Thirteen creditors — who worked on community projects involving security, communications and management — received payments on Thursday totaling $632,437.57.
Board Chair David James, who is also superintendent of the Akron Public Schools, said the amounts paid were no more than half what UPA owed to the various parties.
The nonprofit group said in a statement that the moves were “significant progress in righting its financial ship.”
The city of Akron and four UPA board partners — Summa Health System, Akron Children’s Hospital, Akron Metropolitan Housing Authority and the University of Akron — contributed $316,218.78 toward the payments. The balance came from the nonprofit John S. and James. L. Knight Foundation.
The Knight Foundation, UPA’s major funder, canceled the group’s $6 million grant and a $1.8 million loan last year, saying inconsistencies and changes in UPA’s planned projects made them no longer feasible.
James said the UPA board is grateful that the Knight Foundation provided half the settlement. Knight gave $192,447 in new funds from a Knight donor-advised fund managed by the Akron Community Foundation and instructed UPA to use $123,771.79 in previous Knight grant funds that had been frozen in a Valley Savings Bank account.
The funds were released in a settlement between the bank, the city of Akron, which approved a $600,000 loan guarantee, and UPA.
The Knight Foundation declined comment.
UPA board member and past UPA board chair Tony O’Leary, who is also executive director of the AMHA, said it was a positive sign that the Knight Foundation helped.
“It’s a pleasant surprise to me that they were willing to do that,” said O’Leary. “I think that shows they have some level of satisfaction with the action the board has taken. I think it’s a huge goodwill gesture on their part.
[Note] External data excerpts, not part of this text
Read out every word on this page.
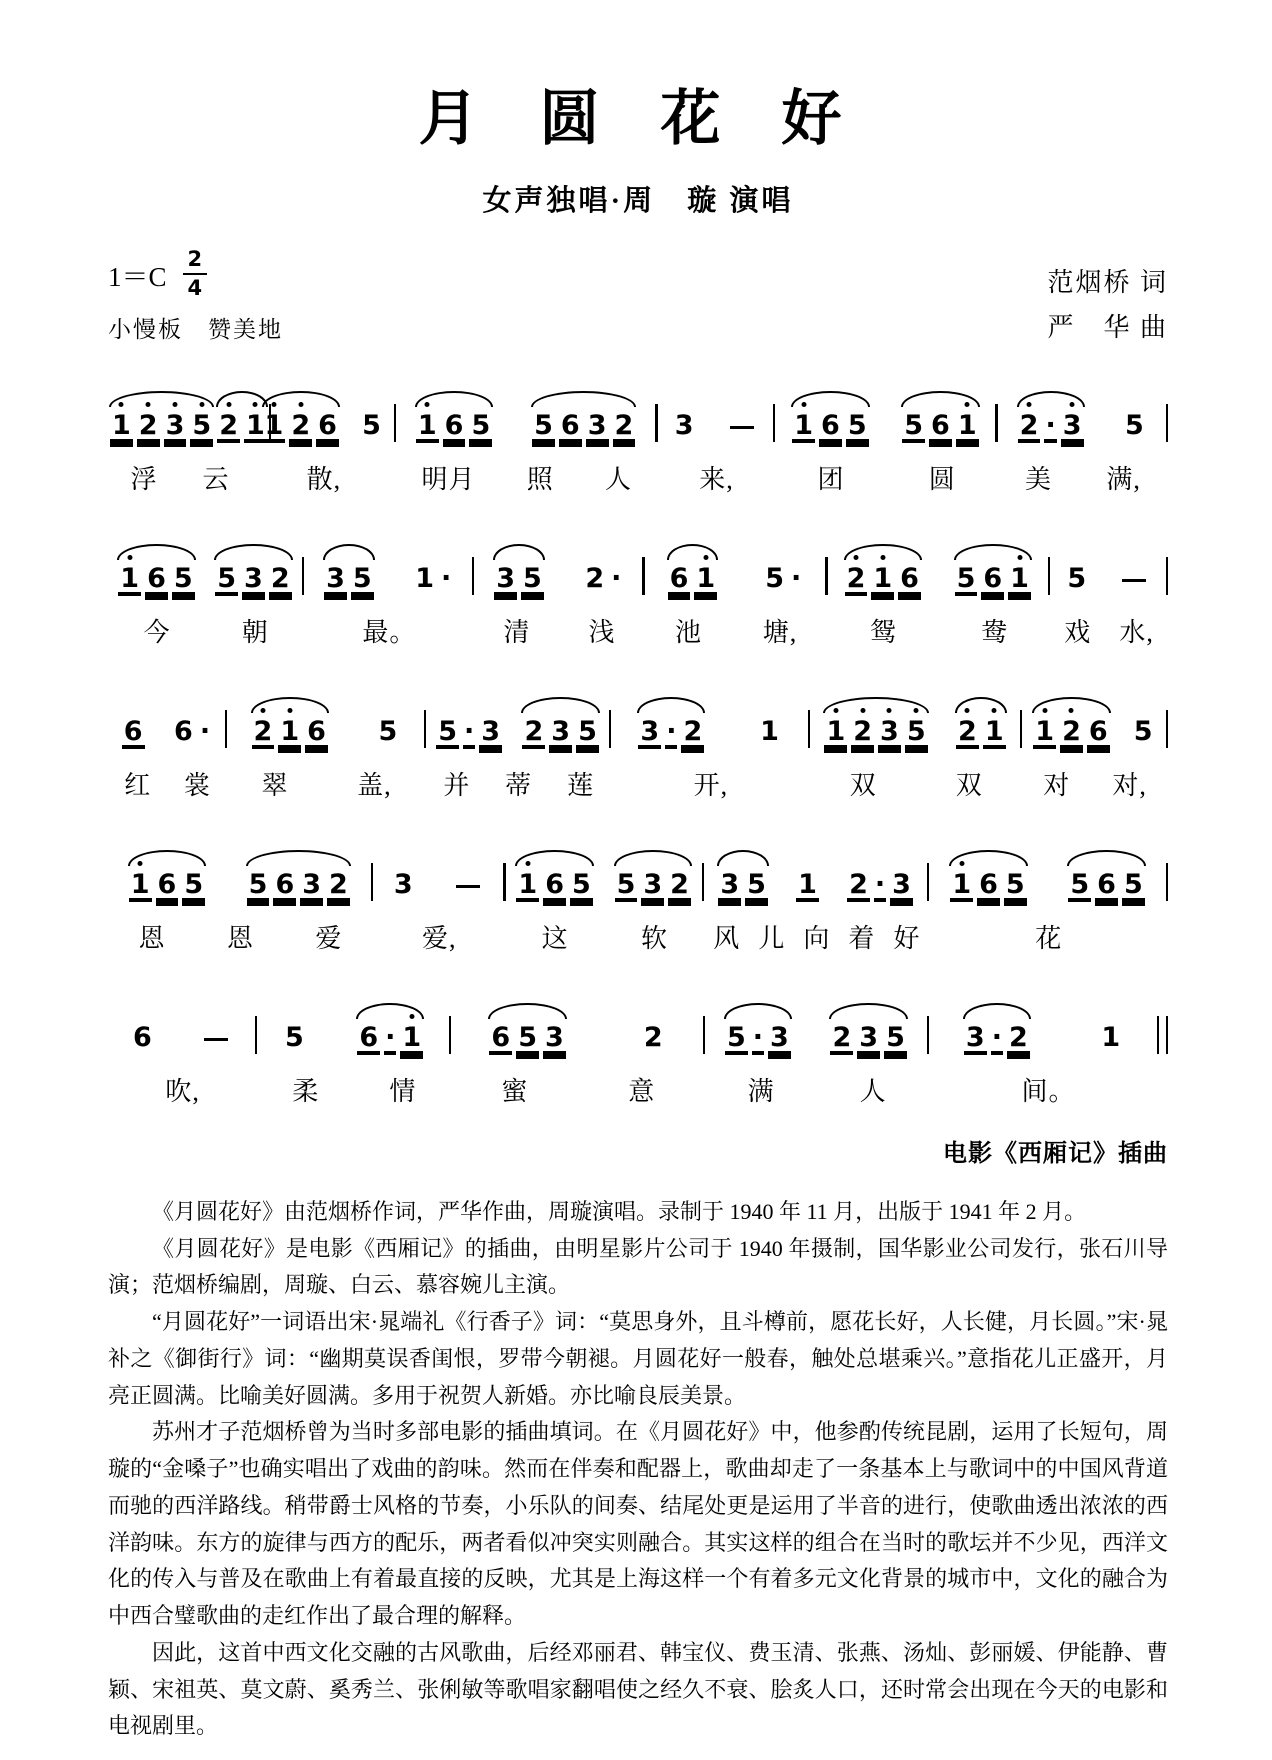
月 圆 花 好
女声独唱·周　璇 演唱
$1=C \frac{2}{4}$	范烟桥 词
小慢板　赞美地	严　华 曲
1 2 3 5 2 1
浮 云
1 2 6 5
散,
1 6 5 5 6 3 2
明月 照 人
3
来,
1 6 5 5 6 1
团	圆
2 · 3 5
美 满,
1 6 5 5 3 2
今	朝
3 5 1 ·
最。
3 5 2 ·
清 浅
6 1 5 ·
池 塘,
2 1 6 5 6 1
鸳	鸯
5
戏 水,
6 6 ·
红 裳
2 1 6 5
翠	盖,
5 · 3 2 3 5
并 蒂 莲
3 · 2 1
开,
1 2 3 5 2 1
双	双
1 2 6 5
对 对,
1 6 5 5 6 3 2
恩 恩 爱
3
爱,
1 6 5 5 3 2
这	软
3 5 1 2 · 3
风 儿 向 着 好
1 6 5 5 6 5
花
6
吹,
5 6 · 1
柔	情
6 5 3	2
蜜	意
5 · 3 2 3 5
满	人
3 · 2	1
间。
电影《西厢记》插曲

《月圆花好》由范烟桥作词，严华作曲，周璇演唱。录制于 1940 年 11 月，出版于 1941 年 2 月。

《月圆花好》是电影《西厢记》的插曲，由明星影片公司于 1940 年摄制，国华影业公司发行，张石川导演；范烟桥编剧，周璇、白云、慕容婉儿主演。

“月圆花好”一词语出宋·晁端礼《行香子》词：“莫思身外，且斗樽前，愿花长好，人长健，月长圆。”宋·晁补之《御街行》词：“幽期莫误香闺恨，罗带今朝褪。月圆花好一般春，触处总堪乘兴。”意指花儿正盛开，月亮正圆满。比喻美好圆满。多用于祝贺人新婚。亦比喻良辰美景。

苏州才子范烟桥曾为当时多部电影的插曲填词。在《月圆花好》中，他参酌传统昆剧，运用了长短句，周璇的“金嗓子”也确实唱出了戏曲的韵味。然而在伴奏和配器上，歌曲却走了一条基本上与歌词中的中国风背道而驰的西洋路线。稍带爵士风格的节奏，小乐队的间奏、结尾处更是运用了半音的进行，使歌曲透出浓浓的西洋韵味。东方的旋律与西方的配乐，两者看似冲突实则融合。其实这样的组合在当时的歌坛并不少见，西洋文化的传入与普及在歌曲上有着最直接的反映，尤其是上海这样一个有着多元文化背景的城市中，文化的融合为中西合璧歌曲的走红作出了最合理的解释。

因此，这首中西文化交融的古风歌曲，后经邓丽君、韩宝仪、费玉清、张燕、汤灿、彭丽媛、伊能静、曹颖、宋祖英、莫文蔚、奚秀兰、张俐敏等歌唱家翻唱使之经久不衰、脍炙人口，还时常会出现在今天的电影和电视剧里。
It could have been very easy for them to have said ‘We’re done’ and move on.”
James said he was also grateful to the Knight Foundation and credited Akron Mayor Don Plusquellic for taking an initiative in the matter.
The Akron Public Schools did not contribute to the settlement because by law schools may not give money for anything other than educational purposes, excluding membership fees.
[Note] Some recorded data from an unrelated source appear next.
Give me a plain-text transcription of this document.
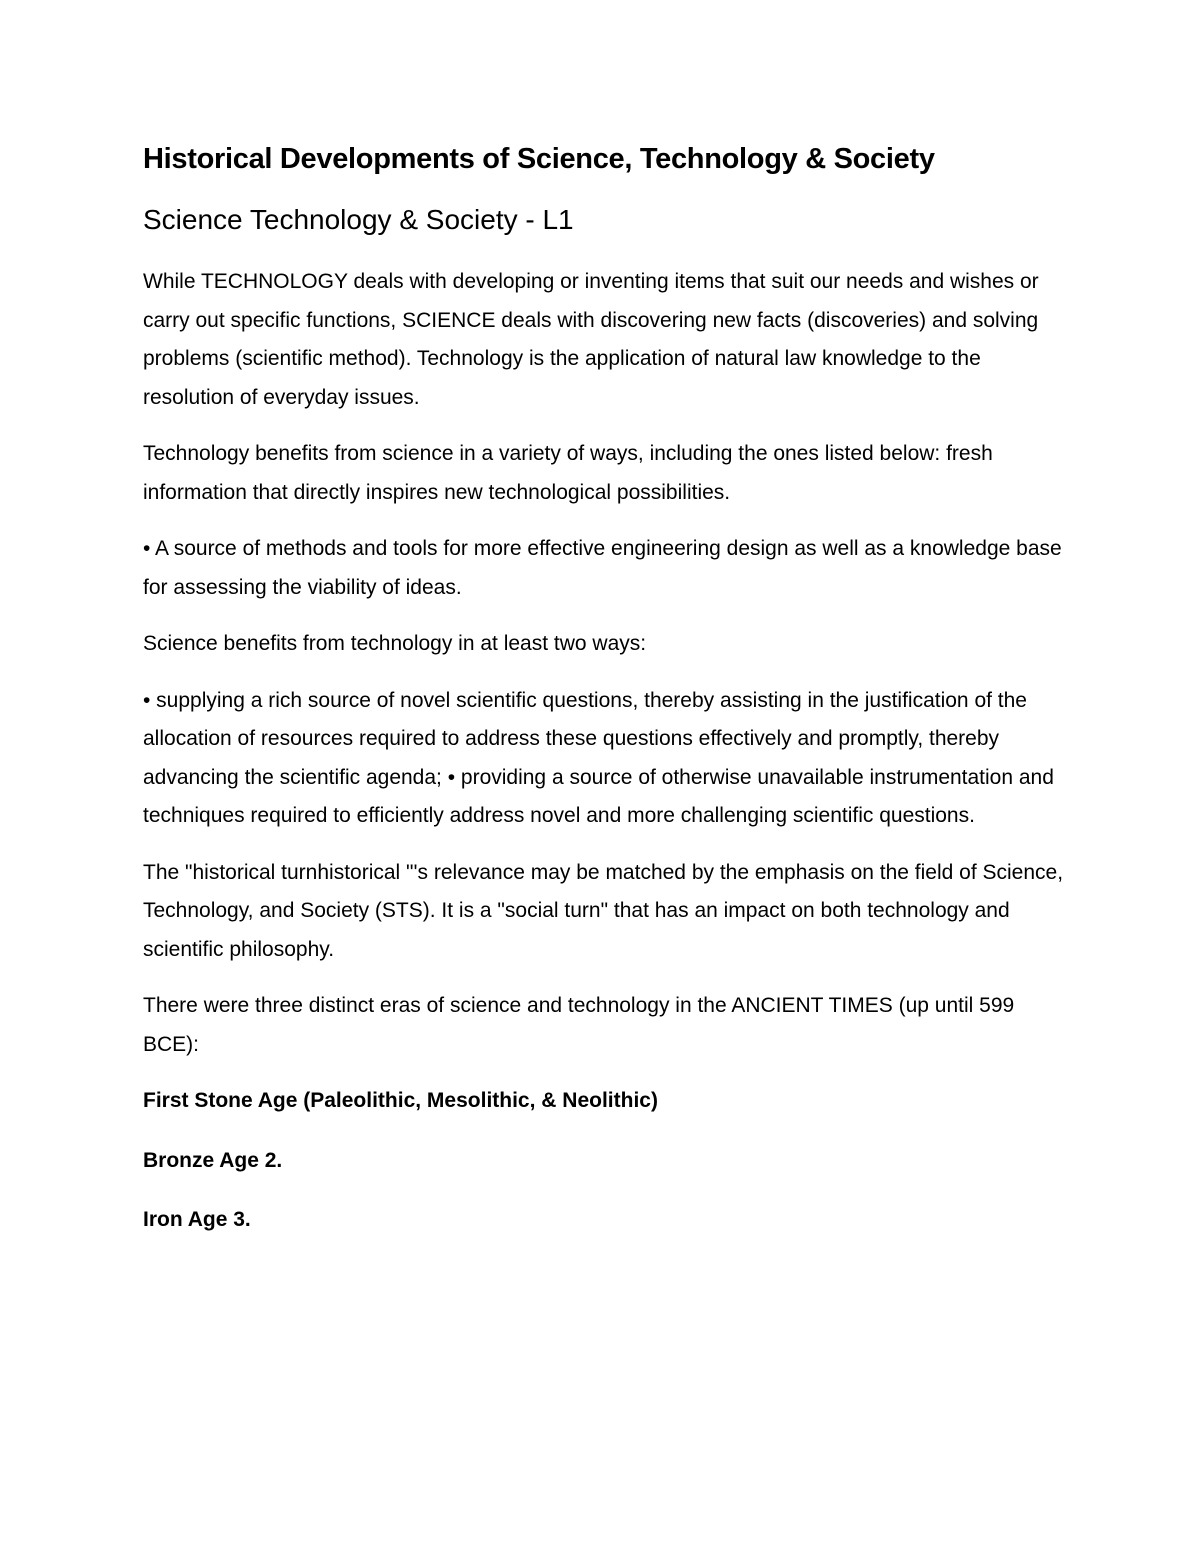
Historical Developments of Science, Technology & Society
Science Technology & Society - L1

While TECHNOLOGY deals with developing or inventing items that suit our needs and wishes or carry out specific functions, SCIENCE deals with discovering new facts (discoveries) and solving problems (scientific method). Technology is the application of natural law knowledge to the resolution of everyday issues.

Technology benefits from science in a variety of ways, including the ones listed below: fresh information that directly inspires new technological possibilities.

• A source of methods and tools for more effective engineering design as well as a knowledge base for assessing the viability of ideas.

Science benefits from technology in at least two ways:

• supplying a rich source of novel scientific questions, thereby assisting in the justification of the allocation of resources required to address these questions effectively and promptly, thereby advancing the scientific agenda; • providing a source of otherwise unavailable instrumentation and techniques required to efficiently address novel and more challenging scientific questions.

The "historical turnhistorical "'s relevance may be matched by the emphasis on the field of Science, Technology, and Society (STS). It is a "social turn" that has an impact on both technology and scientific philosophy.

There were three distinct eras of science and technology in the ANCIENT TIMES (up until 599 BCE):

First Stone Age (Paleolithic, Mesolithic, & Neolithic)

Bronze Age 2.

Iron Age 3.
O’Leary said the AMHA contributed $25,000. Other members gave various amounts.
O’Leary said AMHA owns property in the UPA neighborhood and “we see it both as a community investment and to create new opportunities for low-income people in Akron.”
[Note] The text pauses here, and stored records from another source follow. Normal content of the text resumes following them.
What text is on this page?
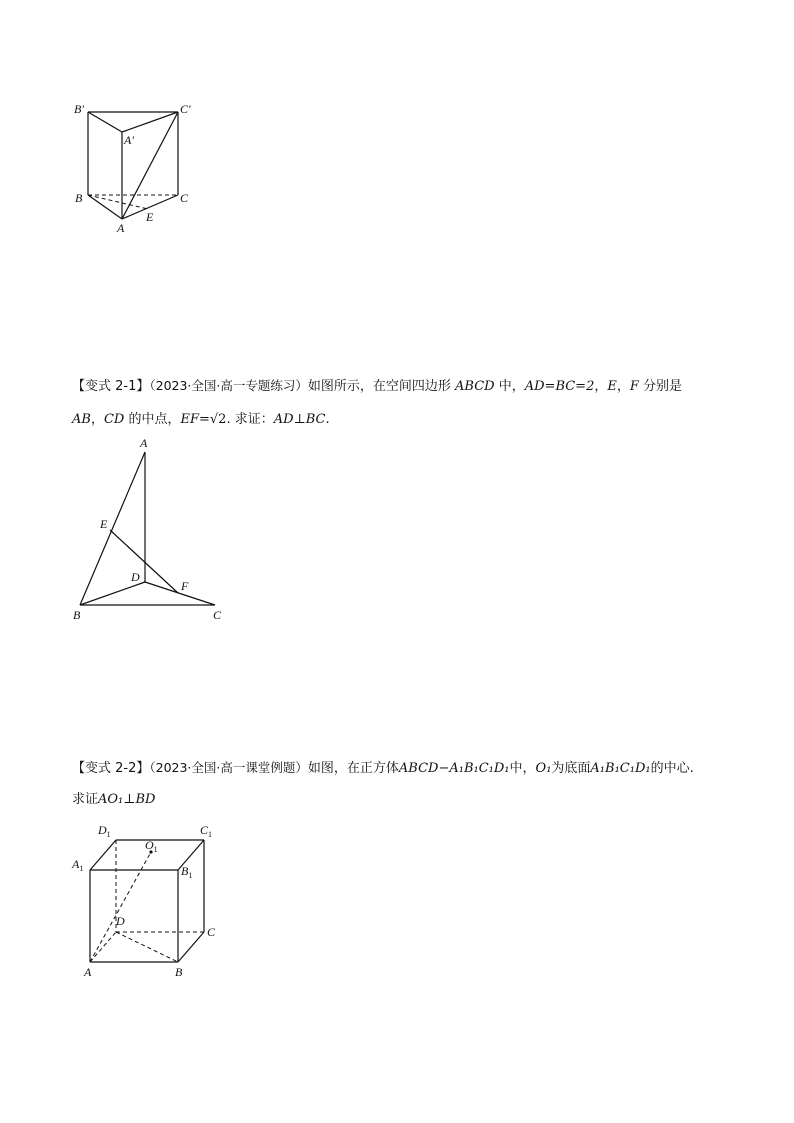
B′	C′
A′
B	C
A
E
【变式 2-1】（2023·全国·高一专题练习）如图所示，在空间四边形 ABCD 中，AD=BC=2，E，F 分别是
AB，CD 的中点，EF=√2. 求证：AD⊥BC.
A
E
D
F
B	C
【变式 2-2】（2023·全国·高一课堂例题）如图，在正方体ABCD−A₁B₁C₁D₁中，O₁为底面A₁B₁C₁D₁的中心.
求证AO₁⊥BD
$D_1$	$C_1$
$O_1$
$A_1$	$B_1$
D
C
A	B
The creditors are taking a loss, but “there’s been a good compromise on the part of all the vendors, given the difficult circumstances,” O’Leary said.
Summa and Akron Children’s spokespersons referred questions to UPA.
Eileen Korey, UA spokeswoman, confirmed the University of Akron Research Foundation, a private entity, contributed $50,000. The foundation was established by UA to promote research partnerships and industry collaborations.
Additionally, UA has agreed to fund existing scholarship commitments previously made by UPA to UA students at its annual luncheon. It is estimated that the remaining scholarship obligations amount to approximately $27,000 for five students.
UPA remains involved in two lawsuits regarding real estate properties for proposed projects.
“We continue to work on the future direction of UPA, including exploring the creation of a special improvement district, to help fund future work and development of the 50-block area around the University of Akron,” James said.